This is the one remaining problem we have - and its HORRIBLE. I don't fight with him, ever (I remove privileges when necessary, but its never a big deal, just put the Kindle away and disengage) over anything else. Showers for some reason are different. He just R.E.F.U.S.E.S. to get in. There is no removing privileges for it, it DOES NOT WORK. I've tried previously. But only one or 2 at a time. And he just says, "OK, sounds good, I'll be in my room reading" because reading is the ONE thing I have refused to use as a punishment to date. So now, its ALL privileges. If it doesn't work, he's going to be one stinky smelly child.

Maybe I need to turn around the doorknob on the bathroom so that I can lock it from the outside and don't have to play tug or war with the door while I'm shutting him inside the bathroom to force the issue. Maybe that would work, but I can't change the knob until he's at my ex's house for a weekend because learning is going to be a production, and I can't do that and cook dinner every night, plus fight over the shower, and exercise, and make sure the laundry is done, and make it to work on time, and and and and and and.

And YES I have asked him why he won't shower. I HAVE brainstormed with him what will work. He says "Nothing" or "I don't know" or "I don't want soap in my eyes" (tear free shampoo does not help - btdt FAIL) or "I'll do it on MWF" (FAIL) or "I'll do T/Th" (FAIL) or ..... you name it I've tried all of the things. He STILL WON'T SHOWER. Or take a bath.
Anonymous
Does he shower at your ex's house?
Anonymous
Anonymous wrote:Does he shower at your ex's house?


I'm wondering about this too. What does the ex say?
Anonymous
Anonymous wrote:
Anonymous wrote:Does he shower at your ex's house?


I'm wondering about this too. What does the ex say?


Apparently yes. However, ex refuses to communicate with me, so I have no idea how those showers go. All my ex says when I ask is laugh and say, "you know how it is". So who knows. And my son says that his dad threatens to take away his ipad if he doesn't cooperate. But the kindle fire is not as much of a threat apparently cause it doesn't work at my house.
Anonymous
Anonymous wrote:
Anonymous wrote:
Anonymous wrote:Does he shower at your ex's house?

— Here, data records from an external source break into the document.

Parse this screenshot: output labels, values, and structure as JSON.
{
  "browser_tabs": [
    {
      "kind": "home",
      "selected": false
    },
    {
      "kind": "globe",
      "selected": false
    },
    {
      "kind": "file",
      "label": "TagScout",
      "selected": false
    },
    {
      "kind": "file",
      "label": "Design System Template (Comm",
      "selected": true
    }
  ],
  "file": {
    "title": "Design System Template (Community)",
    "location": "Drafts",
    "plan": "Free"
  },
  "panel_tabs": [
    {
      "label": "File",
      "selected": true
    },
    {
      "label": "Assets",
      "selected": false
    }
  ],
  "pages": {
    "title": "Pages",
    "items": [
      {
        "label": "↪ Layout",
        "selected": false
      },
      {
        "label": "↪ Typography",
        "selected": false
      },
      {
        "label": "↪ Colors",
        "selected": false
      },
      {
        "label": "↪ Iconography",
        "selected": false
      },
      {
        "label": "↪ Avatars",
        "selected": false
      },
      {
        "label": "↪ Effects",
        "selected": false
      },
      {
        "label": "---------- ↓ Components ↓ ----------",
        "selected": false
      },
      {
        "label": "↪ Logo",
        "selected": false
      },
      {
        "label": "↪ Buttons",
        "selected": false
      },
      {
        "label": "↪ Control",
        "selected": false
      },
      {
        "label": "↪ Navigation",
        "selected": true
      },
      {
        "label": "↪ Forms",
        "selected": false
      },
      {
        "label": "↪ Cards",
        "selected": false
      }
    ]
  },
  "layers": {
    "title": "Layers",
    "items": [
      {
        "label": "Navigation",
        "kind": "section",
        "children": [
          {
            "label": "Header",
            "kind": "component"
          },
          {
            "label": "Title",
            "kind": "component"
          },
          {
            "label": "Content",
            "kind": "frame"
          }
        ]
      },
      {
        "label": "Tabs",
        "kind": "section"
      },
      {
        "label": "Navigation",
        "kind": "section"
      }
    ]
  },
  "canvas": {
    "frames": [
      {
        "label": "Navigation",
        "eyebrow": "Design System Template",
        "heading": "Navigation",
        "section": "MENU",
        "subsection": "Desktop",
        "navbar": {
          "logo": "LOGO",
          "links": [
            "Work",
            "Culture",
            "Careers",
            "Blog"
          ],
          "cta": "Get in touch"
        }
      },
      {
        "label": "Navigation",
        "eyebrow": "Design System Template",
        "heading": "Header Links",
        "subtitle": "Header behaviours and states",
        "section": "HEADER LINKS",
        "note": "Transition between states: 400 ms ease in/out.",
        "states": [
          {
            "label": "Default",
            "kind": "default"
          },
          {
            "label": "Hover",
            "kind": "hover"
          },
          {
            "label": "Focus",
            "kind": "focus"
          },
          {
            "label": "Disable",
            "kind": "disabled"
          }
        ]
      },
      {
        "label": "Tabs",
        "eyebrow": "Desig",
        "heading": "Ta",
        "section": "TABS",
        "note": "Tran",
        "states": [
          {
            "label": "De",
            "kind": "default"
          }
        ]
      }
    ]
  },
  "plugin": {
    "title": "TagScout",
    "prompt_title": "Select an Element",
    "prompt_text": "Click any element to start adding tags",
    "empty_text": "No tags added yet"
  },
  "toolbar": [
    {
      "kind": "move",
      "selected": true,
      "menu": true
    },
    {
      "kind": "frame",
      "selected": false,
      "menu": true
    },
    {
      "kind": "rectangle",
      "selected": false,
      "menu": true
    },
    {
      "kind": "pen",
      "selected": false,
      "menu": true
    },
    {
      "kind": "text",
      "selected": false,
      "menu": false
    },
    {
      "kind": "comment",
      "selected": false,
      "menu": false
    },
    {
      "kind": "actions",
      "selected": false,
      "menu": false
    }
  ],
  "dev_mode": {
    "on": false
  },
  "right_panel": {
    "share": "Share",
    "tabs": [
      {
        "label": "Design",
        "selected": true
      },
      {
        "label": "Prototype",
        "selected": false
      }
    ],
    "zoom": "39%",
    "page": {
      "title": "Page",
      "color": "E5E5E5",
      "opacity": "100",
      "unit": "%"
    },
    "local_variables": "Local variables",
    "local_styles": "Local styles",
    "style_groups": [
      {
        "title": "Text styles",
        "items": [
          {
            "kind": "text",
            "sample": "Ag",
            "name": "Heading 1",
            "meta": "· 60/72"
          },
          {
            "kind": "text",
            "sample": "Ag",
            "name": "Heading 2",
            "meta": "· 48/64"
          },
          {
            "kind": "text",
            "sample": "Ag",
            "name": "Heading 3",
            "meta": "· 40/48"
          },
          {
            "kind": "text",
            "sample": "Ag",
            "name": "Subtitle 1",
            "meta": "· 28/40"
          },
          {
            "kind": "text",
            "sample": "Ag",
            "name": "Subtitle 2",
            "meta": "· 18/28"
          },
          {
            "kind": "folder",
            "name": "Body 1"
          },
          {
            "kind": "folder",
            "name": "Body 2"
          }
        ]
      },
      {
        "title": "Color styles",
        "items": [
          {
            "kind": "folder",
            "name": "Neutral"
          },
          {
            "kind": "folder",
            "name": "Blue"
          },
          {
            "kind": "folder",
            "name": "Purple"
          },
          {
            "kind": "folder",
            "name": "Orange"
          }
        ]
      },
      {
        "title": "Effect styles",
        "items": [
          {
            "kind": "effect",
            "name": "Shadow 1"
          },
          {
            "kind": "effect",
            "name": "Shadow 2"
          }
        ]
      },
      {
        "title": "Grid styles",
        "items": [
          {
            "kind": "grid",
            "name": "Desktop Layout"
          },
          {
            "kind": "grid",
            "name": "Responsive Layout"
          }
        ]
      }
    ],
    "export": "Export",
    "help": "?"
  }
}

I'm wondering about this too. What does the ex say?


Apparently yes. However, ex refuses to communicate with me, so I have no idea how those showers go. All my ex says when I ask is laugh and say, "you know how it is". So who knows. And my son says that his dad threatens to take away his ipad if he doesn't cooperate. But the kindle fire is not as much of a threat apparently cause it doesn't work at my house.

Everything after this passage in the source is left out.